In 1962, she married Cordell Hull Reagon, a SNCC field worker from Nashville, Tennessee. The couple had two children, Toshi and Kwan Reagon. They were divorced in 1967.
Dr. Reagon received a B.A. in history from Spellman College in Atlanta, Georgia. In 1975, she completed her Ph.D. in American History from Howard University. Her research emphasized Afro-American history and cultural and oral history methodologies.
Professionally she has emphasized two different but complimentary careers: music and the study of black culture and the African diaspora.
Bernice Johnson Reagon recorded her first album as a member of the Freedom Singers in 1963. In 1964 she recorded her first solo album, "Songs of the South," on Folkways Recording. In 1973 she formed her a cappella singing group, Sweet Honey in the Rock. The group has performed nationwide and has several recordings on the Flying Fish label.
Dr. Reagon has written, researched, and lectured extensively in Afro-American history and culture, including the history of the civil rights movement and also traditional black music forms. An ardent proponent of the African diaspora movement, she has been instrumental in the spreading the concept of black linkages and a common African culture worldwide.

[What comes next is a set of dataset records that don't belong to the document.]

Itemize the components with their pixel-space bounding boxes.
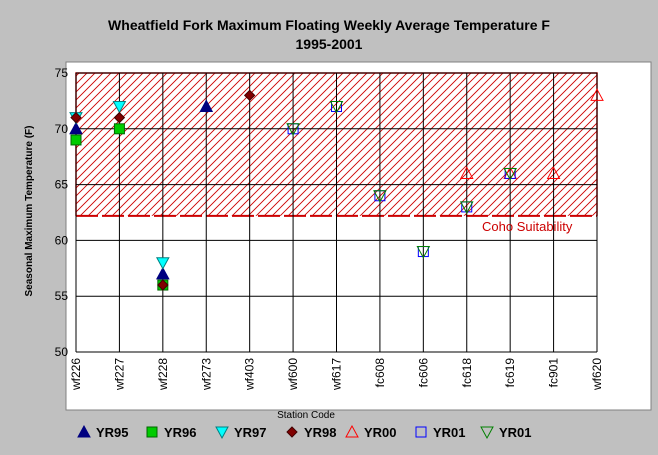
y-tick-label: 75 bbox=[55, 66, 69, 80]
series-yr95-0 bbox=[69, 99, 214, 280]
x-tick-label: fc901 bbox=[547, 358, 561, 388]
x-tick-label: fc608 bbox=[373, 358, 387, 388]
legend-label: YR01 bbox=[499, 425, 532, 440]
legend-marker bbox=[480, 426, 494, 440]
grid-layer bbox=[75, 72, 598, 353]
x-tick-label: wf226 bbox=[69, 358, 83, 391]
x-axis-label: Station Code bbox=[277, 410, 335, 421]
legend-label: YR98 bbox=[304, 425, 337, 440]
y-tick-label: 50 bbox=[55, 345, 69, 359]
chart-title: Wheatfield Fork Maximum Floating Weekly … bbox=[108, 17, 550, 33]
legend-label: YR00 bbox=[364, 425, 397, 440]
x-tick-layer: wf226 wf227 wf228 wf273 wf403 wf600 wf617 fc608… bbox=[69, 358, 604, 391]
x-tick-label: fc606 bbox=[416, 358, 430, 388]
legend-marker bbox=[415, 426, 427, 438]
y-tick-label: 60 bbox=[55, 233, 69, 247]
legend-marker bbox=[286, 426, 298, 438]
data-point bbox=[459, 201, 474, 214]
points-layer bbox=[69, 88, 604, 291]
legend: YR95 YR96 YR97 YR98 YR00 YR01 YR01 bbox=[77, 424, 532, 440]
data-point bbox=[112, 100, 127, 114]
x-tick-label: fc619 bbox=[503, 358, 517, 388]
data-point bbox=[416, 246, 431, 259]
legend-label: YR95 bbox=[96, 425, 129, 440]
data-point bbox=[329, 100, 344, 114]
x-tick-label: fc618 bbox=[460, 358, 474, 388]
data-point bbox=[286, 123, 300, 136]
y-tick-layer: 50 55 60 65 70 75 bbox=[55, 66, 69, 359]
data-point bbox=[590, 88, 604, 101]
x-tick-label: wf620 bbox=[590, 358, 604, 391]
legend-marker bbox=[146, 426, 158, 438]
data-point bbox=[70, 111, 82, 124]
data-point bbox=[459, 166, 474, 179]
data-point bbox=[155, 266, 170, 280]
data-point bbox=[113, 123, 125, 135]
data-point bbox=[243, 89, 256, 102]
legend-marker bbox=[345, 424, 359, 438]
x-tick-label: wf273 bbox=[199, 358, 213, 391]
data-point bbox=[157, 279, 169, 291]
data-point bbox=[70, 134, 82, 146]
x-tick-label: wf227 bbox=[112, 358, 126, 391]
legend-marker bbox=[77, 424, 91, 438]
legend-label: YR96 bbox=[164, 425, 197, 440]
data-point bbox=[199, 99, 214, 112]
x-tick-label: wf600 bbox=[286, 358, 300, 391]
data-point bbox=[503, 167, 518, 181]
series-yr01-6 bbox=[286, 100, 518, 259]
series-yr98-3 bbox=[70, 89, 256, 291]
data-point bbox=[546, 166, 561, 179]
legend-marker bbox=[215, 426, 229, 440]
coho-band-label: Coho Suitability bbox=[482, 219, 573, 234]
data-point bbox=[155, 257, 170, 270]
legend-label: YR01 bbox=[433, 425, 466, 440]
x-tick-label: wf403 bbox=[243, 358, 257, 391]
legend-label: YR97 bbox=[234, 425, 267, 440]
data-point bbox=[373, 190, 387, 203]
x-tick-label: wf228 bbox=[156, 358, 170, 391]
y-tick-label: 70 bbox=[55, 122, 69, 136]
chart-subtitle: 1995-2001 bbox=[296, 36, 363, 52]
data-point bbox=[69, 121, 83, 135]
y-axis-label: Seasonal Maximum Temperature (F) bbox=[24, 126, 35, 297]
y-tick-label: 65 bbox=[55, 178, 69, 192]
band-label-layer: Coho Suitability bbox=[482, 219, 573, 234]
x-tick-label: wf617 bbox=[330, 358, 344, 391]
data-point bbox=[113, 111, 126, 124]
y-tick-label: 55 bbox=[55, 289, 69, 303]
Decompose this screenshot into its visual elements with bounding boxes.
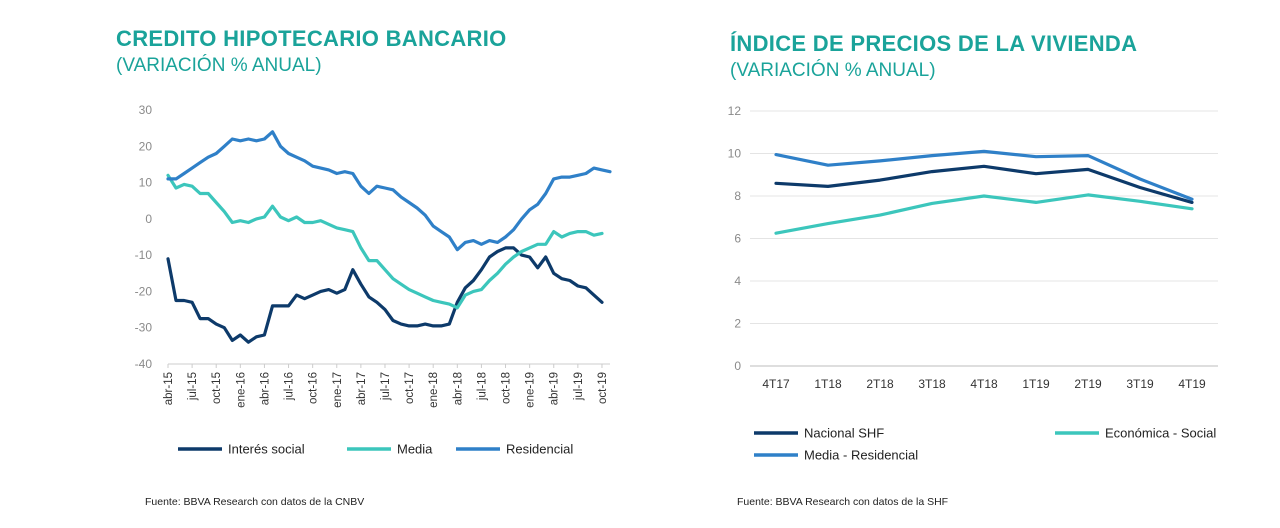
series-line-inter-s-social [166,246,604,344]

Dr. Reagon began working with the Smithsonian Institution in the 1960's as a field researcher, and with several projects relating to black culture. In 1974 she joined the Division of Performing Arts and was instrumental in creating the African Diaspora program for the Festival of American Folklife. The bicentennial festival of 1976 was the zenith of her efforts. Dr. Reagon traveled internationally, promoting the concept of African diaspora and recruiting black artists for the festival. In 1976, she transferred to the National Museum of American History as the Director and Cultural Historian for the Program in Black American Culture. In 1988, she was named Curator of the Division of Community Life at the National Museum of American History.